To resolve this problem, researchers from Pusan National University, South Korea have developed a drought prediction model based on the ET deficit, which is the difference between water vapor consumption and demand (ET-Ep). Professor Kyung-Ja-Ha, corresponding author of their article published in Earth's Future, states, "The stress of atmospheric dryness could amplify potential impacts of water deficiency in plants. This can significantly decrease vegetation productivity, leading to crop price volatility and threatening food security."
The researchers used an integrative complementary relationship approach that enables combined assessment of water deficit stress and water demand by considering land-atmosphere interactions. Their study area included the East Asian region.
Using this model, they could successfully validate ET estimates that were highly consistent with archived reference data on past droughts from as far back as 1980. They also estimated projections for future droughts up to the end of the 21st century. The study takes into consideration the impact of rising carbon dioxide-induced warming on water level stress. This provides a more accurate prediction: one that accounts for the changing climate dynamics.
Their findings reflect a persistent and rising trend of Ep, suggesting that water demand is bound to surpass plant water consumption in the near future. This increase in atmospheric dryness can negatively impact agricultural yields and trigger wildfires that pose a major threat to life.
"Atmospheric water vapour stress combined with soil water stress could significantly amplify drought severity compared to predictions based solely on soil moisture and precipitation. Our model highlights atmospheric dryness as an independent risk variable for future droughts," surmises Prof. Ha.
Knowing is half the battle, and the team's highly accurate future drought predictions will help humanity be better prepared for the worsening climate crisis.
Reference
Authors: Daeha Kim, Kyung-Ja Ha, and Ji-Hye Yeo
Title of original paper: New drought projections over East Asia using evapotranspiration deficits from the CMIP6 warming scenarios
Journal: Earth's Future
DOI: https://doi.org/10.1029/2020EF001697
Corresponding author's email: [email protected]

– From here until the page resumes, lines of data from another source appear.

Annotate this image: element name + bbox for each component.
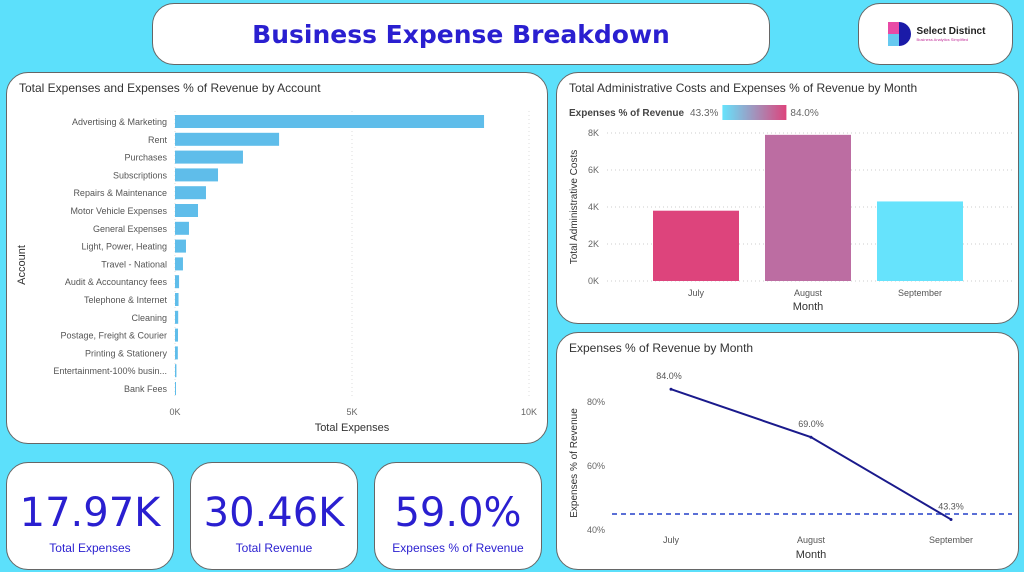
bar <box>175 204 199 217</box>
y-tick-label: Subscriptions <box>113 170 168 180</box>
y-tick-label: Travel - National <box>101 259 167 269</box>
y-tick-label: Repairs & Maintenance <box>73 188 167 198</box>
x-tick-label: September <box>898 288 942 298</box>
bar <box>653 210 739 281</box>
bar <box>175 293 179 306</box>
bar <box>175 168 219 182</box>
x-axis-title: Month <box>793 301 824 313</box>
bar <box>175 221 189 235</box>
y-axis-title: Total Administrative Costs <box>569 150 580 265</box>
x-tick-label: August <box>794 288 823 298</box>
bar <box>175 150 243 164</box>
y-axis-title: Account <box>16 245 28 285</box>
bar <box>765 134 851 281</box>
data-label: 43.3% <box>938 501 964 511</box>
data-point <box>809 435 813 439</box>
y-tick-label: 6K <box>588 165 599 175</box>
bar <box>175 346 178 360</box>
y-tick-label: Telephone & Internet <box>84 295 168 305</box>
bar <box>175 382 176 395</box>
legend-max: 84.0% <box>790 108 818 119</box>
y-tick-label: Audit & Accountancy fees <box>65 277 168 287</box>
y-tick-label: 8K <box>588 128 599 138</box>
logo-card: Select Distinct Business Analytics Simpli… <box>858 3 1013 65</box>
bar <box>175 186 206 200</box>
legend-min: 43.3% <box>690 108 718 119</box>
y-tick-label: 2K <box>588 239 599 249</box>
x-tick-label: July <box>663 535 680 545</box>
kpi-expense-pct: 59.0% Expenses % of Revenue <box>374 462 542 570</box>
expense-pct-chart: 40% 60% 80% 84.0% 69.0% 43.3% July August Septem… <box>569 371 1012 561</box>
data-label: 84.0% <box>656 371 682 381</box>
series-line <box>670 388 952 521</box>
select-distinct-logo-icon <box>887 22 911 46</box>
data-label: 69.0% <box>798 419 824 429</box>
panel-title: Total Administrative Costs and Expenses … <box>569 81 918 95</box>
expenses-by-account-chart: 0K 5K 10K Advertising & Marketing Rent Purcha… <box>16 111 537 434</box>
kpi-value: 17.97K <box>19 490 161 536</box>
bar <box>175 132 280 146</box>
y-tick-label: Entertainment-100% busin... <box>53 366 167 376</box>
bar <box>175 115 485 128</box>
y-tick-label: 80% <box>587 397 605 407</box>
data-point <box>669 387 673 391</box>
bar <box>175 275 180 289</box>
expense-pct-panel: Expenses % of Revenue by Month 40% 60% 80%… <box>556 332 1019 570</box>
y-tick-label: Postage, Freight & Courier <box>60 331 167 341</box>
y-axis-title: Expenses % of Revenue <box>569 408 580 518</box>
y-tick-label: Cleaning <box>131 313 167 323</box>
panel-title: Total Expenses and Expenses % of Revenue… <box>19 81 321 95</box>
y-tick-label: Rent <box>148 135 168 145</box>
x-axis-title: Month <box>796 549 827 561</box>
y-tick-label: 0K <box>588 276 599 286</box>
bar <box>175 239 186 253</box>
admin-costs-chart: Expenses % of Revenue 43.3% 84.0% 0K 2K 4K 6K 8… <box>569 105 1012 313</box>
x-tick-label: 5K <box>346 407 357 417</box>
legend-gradient <box>722 105 787 120</box>
x-tick-label: 10K <box>521 407 537 417</box>
y-tick-label: Printing & Stationery <box>85 348 168 358</box>
x-tick-label: 0K <box>169 407 180 417</box>
y-tick-label: 4K <box>588 202 599 212</box>
panel-title: Expenses % of Revenue by Month <box>569 341 754 355</box>
kpi-value: 30.46K <box>203 490 345 536</box>
y-tick-label: 60% <box>587 461 605 471</box>
y-tick-label: Purchases <box>124 153 167 163</box>
admin-costs-panel: Total Administrative Costs and Expenses … <box>556 72 1019 324</box>
x-tick-label: July <box>688 288 705 298</box>
bar <box>877 201 963 281</box>
kpi-value: 59.0% <box>394 490 522 536</box>
legend-title: Expenses % of Revenue <box>569 108 684 119</box>
bar <box>175 328 179 342</box>
expenses-by-account-panel: Total Expenses and Expenses % of Revenue… <box>6 72 548 444</box>
y-tick-label: General Expenses <box>93 224 168 234</box>
logo-tagline: Business Analytics Simplified <box>916 37 969 42</box>
data-point <box>949 517 953 521</box>
bar <box>175 364 177 378</box>
kpi-label: Total Expenses <box>49 541 131 555</box>
y-tick-label: Bank Fees <box>124 384 168 394</box>
x-tick-label: September <box>929 535 973 545</box>
y-tick-label: Motor Vehicle Expenses <box>70 206 167 216</box>
logo-text: Select Distinct <box>916 26 986 37</box>
bar <box>175 257 183 271</box>
bar <box>175 310 179 324</box>
y-tick-label: Advertising & Marketing <box>72 117 167 127</box>
kpi-label: Expenses % of Revenue <box>392 541 524 555</box>
kpi-total-expenses: 17.97K Total Expenses <box>6 462 174 570</box>
x-axis-title: Total Expenses <box>315 422 390 434</box>
kpi-label: Total Revenue <box>235 541 313 555</box>
title-card: Business Expense Breakdown <box>152 3 770 65</box>
kpi-total-revenue: 30.46K Total Revenue <box>190 462 358 570</box>
x-tick-label: August <box>797 535 826 545</box>
y-tick-label: Light, Power, Heating <box>81 242 167 252</box>
page-title: Business Expense Breakdown <box>252 19 670 49</box>
y-tick-label: 40% <box>587 525 605 535</box>
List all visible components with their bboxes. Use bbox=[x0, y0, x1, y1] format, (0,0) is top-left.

Lab page: http://gmcl.pusan.ac.kr
Link to the original news story: https://www.pusan.ac.kr/eng/CMS/Board/Board.do?mCode=MN104&&mode=view&board_seq=1468740&
About Pusan National University
Website: https://www.pusan.ac.kr/eng/Main.do
About the authors
The first author of the study, Prof. Daeha Kim, is an Assistant Professor in the Department of Civil Engineering. His research interests include evaluating climatic risks in agricultural and water sectors and formulating adaptive strategies for risk reduction.
The corresponding author, Prof. Kyung-Ja Ha, is an expert in climatic extreme and monsoon hydrology, and had worked with Prof. Kim from 2019 when he was affiliated with the APEC Climate Center.
Prof. Ha and Prof. Kim have participated in international research projects for WMO/WWRP and for water resource management and climate predictions, respectively.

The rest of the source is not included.